October 26, 2015
Broad Bean & Halloumi Salata
- approx. 500g broad beans
- 100 g halloumi - I used goat milk Halloumi from Cranky Goat
- handful chopped mint leaves
- sea salt and cracked pepper
- lemon juice
- extra virgin olive oil
- Remove the beans from the pods. Blanch in a pot of rapidly boiling water until the skins burst, about 2 minutes (depends how large the beans are). Refresh in cold water and drain thoroughly.
- Slice the halloumi into 5mm strips and grill in heavy-based saucepan until golden on both sides. Chop into cubes. Toss the broad beans, halloumi and chopped mint together. Season well and dress with lemon juice and olive oil. Eat immediately.
Some of the best food I have ever experienced was during a visit to the Greek Islands. My mum was house-sitting for several months on the island of Paros (as you do), so I flew across the world to visit her.

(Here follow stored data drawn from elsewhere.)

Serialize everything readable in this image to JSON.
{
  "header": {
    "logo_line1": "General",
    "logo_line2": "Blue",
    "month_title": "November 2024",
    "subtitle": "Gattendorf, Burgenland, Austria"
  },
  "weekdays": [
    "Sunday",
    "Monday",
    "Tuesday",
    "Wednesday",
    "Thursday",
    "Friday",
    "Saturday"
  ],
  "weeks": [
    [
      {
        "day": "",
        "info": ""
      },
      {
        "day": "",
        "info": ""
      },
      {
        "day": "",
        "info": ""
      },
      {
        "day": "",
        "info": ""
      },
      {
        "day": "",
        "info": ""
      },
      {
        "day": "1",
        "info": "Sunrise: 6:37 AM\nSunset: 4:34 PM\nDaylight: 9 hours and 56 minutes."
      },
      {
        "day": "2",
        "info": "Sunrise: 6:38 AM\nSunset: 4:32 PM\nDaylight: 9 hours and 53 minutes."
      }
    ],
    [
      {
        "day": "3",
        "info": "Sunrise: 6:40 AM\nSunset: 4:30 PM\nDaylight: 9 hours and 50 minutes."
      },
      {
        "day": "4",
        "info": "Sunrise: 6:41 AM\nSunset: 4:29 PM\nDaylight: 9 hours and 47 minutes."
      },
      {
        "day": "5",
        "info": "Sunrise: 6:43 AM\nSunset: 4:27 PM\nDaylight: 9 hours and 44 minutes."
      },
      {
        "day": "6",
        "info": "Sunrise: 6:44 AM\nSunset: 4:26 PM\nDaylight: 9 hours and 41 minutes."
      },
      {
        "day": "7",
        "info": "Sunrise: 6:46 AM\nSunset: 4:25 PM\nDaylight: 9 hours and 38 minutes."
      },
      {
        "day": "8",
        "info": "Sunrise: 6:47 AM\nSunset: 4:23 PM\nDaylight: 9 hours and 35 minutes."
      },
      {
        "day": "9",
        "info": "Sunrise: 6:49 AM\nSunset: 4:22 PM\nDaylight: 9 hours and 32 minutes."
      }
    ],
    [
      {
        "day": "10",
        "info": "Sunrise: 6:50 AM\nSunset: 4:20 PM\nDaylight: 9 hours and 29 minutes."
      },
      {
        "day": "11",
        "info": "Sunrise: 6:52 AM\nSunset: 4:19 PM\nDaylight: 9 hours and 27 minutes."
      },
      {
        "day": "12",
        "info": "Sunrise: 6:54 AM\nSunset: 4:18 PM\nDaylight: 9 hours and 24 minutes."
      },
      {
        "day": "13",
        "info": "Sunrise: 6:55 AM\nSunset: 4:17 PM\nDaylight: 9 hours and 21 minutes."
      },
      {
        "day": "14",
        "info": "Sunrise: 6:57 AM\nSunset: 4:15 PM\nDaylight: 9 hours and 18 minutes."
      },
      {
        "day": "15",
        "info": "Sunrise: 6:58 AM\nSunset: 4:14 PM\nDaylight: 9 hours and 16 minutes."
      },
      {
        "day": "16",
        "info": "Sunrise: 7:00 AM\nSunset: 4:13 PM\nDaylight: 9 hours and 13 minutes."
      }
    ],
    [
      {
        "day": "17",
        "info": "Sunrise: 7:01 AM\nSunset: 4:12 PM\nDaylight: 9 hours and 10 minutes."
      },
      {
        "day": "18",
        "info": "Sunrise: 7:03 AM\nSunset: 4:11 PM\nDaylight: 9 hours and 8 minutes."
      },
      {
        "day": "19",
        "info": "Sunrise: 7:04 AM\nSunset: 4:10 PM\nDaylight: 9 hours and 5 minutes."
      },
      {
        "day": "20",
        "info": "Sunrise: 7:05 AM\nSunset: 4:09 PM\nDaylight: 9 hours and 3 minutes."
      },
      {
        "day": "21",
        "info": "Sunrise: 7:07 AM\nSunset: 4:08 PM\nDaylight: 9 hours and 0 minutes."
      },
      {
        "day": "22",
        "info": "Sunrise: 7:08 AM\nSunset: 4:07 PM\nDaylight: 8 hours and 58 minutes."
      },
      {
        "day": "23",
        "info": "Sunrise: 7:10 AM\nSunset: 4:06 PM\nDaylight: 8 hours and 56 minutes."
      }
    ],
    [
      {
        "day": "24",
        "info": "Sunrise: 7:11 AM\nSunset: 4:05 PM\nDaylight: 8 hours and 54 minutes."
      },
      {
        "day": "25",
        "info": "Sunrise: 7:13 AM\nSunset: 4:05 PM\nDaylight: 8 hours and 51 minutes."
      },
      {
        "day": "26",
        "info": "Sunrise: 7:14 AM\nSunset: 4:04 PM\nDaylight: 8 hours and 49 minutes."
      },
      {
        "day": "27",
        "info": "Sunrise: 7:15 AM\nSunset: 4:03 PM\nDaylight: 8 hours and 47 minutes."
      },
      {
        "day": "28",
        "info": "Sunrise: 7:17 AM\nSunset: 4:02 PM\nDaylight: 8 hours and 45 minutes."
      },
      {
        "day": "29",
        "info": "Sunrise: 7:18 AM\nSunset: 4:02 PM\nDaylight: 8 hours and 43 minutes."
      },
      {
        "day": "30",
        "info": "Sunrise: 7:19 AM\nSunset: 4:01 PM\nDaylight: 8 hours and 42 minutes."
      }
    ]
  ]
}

It was winter so the tavernas (small Greek restaurants often run by the whole family) were very quiet, however, that didn’t impede on the quality of the food.
Every meal was perfect, simply flavoured, and always accompanied by homemade bread, house-pressed olive oil and wine made from grapes grown on the island – or from the courtyard of the taverna itself. In a way it was like coming home for me, summing up all that I believe in – eating local, eating in season, keeping it simple.
The salata I share today is to celebrate eating local as we did in Greece. All the ingredients are sourced from my garden and our greater region of local producers. It truly is a labour of love preparing broad beans, however, when each bite results in the perfect balance of flavours it is worth every ounce of effort. With our small plate of salata we sat together on our veranda now completely shaded by the magnolia growing through it. The four of us ,with a fork each, piercing the tender beans and squeaky halloumi (yep, halloumi really is squeaky much to the children’s delight!).
As we sat we admired the new addition to our garden, a glasshouse my husband built over several weeks. Made from a foundation of concrete blocks including a block wall at the rear that warms up during the day to radiate heat through the night. The windows were recycled from a friend’s house that is being renovated, and the door and roof made from twinwall polycarbonate (kind of like the plastic equivalent of double glazing) – unfortunately a secondhand glass door could not be found, and patience was wearing thin to get planting. The temperature in the glasshouse is already reaching 45C during the day. The tomato plants that can be seen through the window were planted only 2 weeks ago! A huge thanks to my clever husband for having the idea and making it happen. This is going to be an amazing summer of homegrown goodness.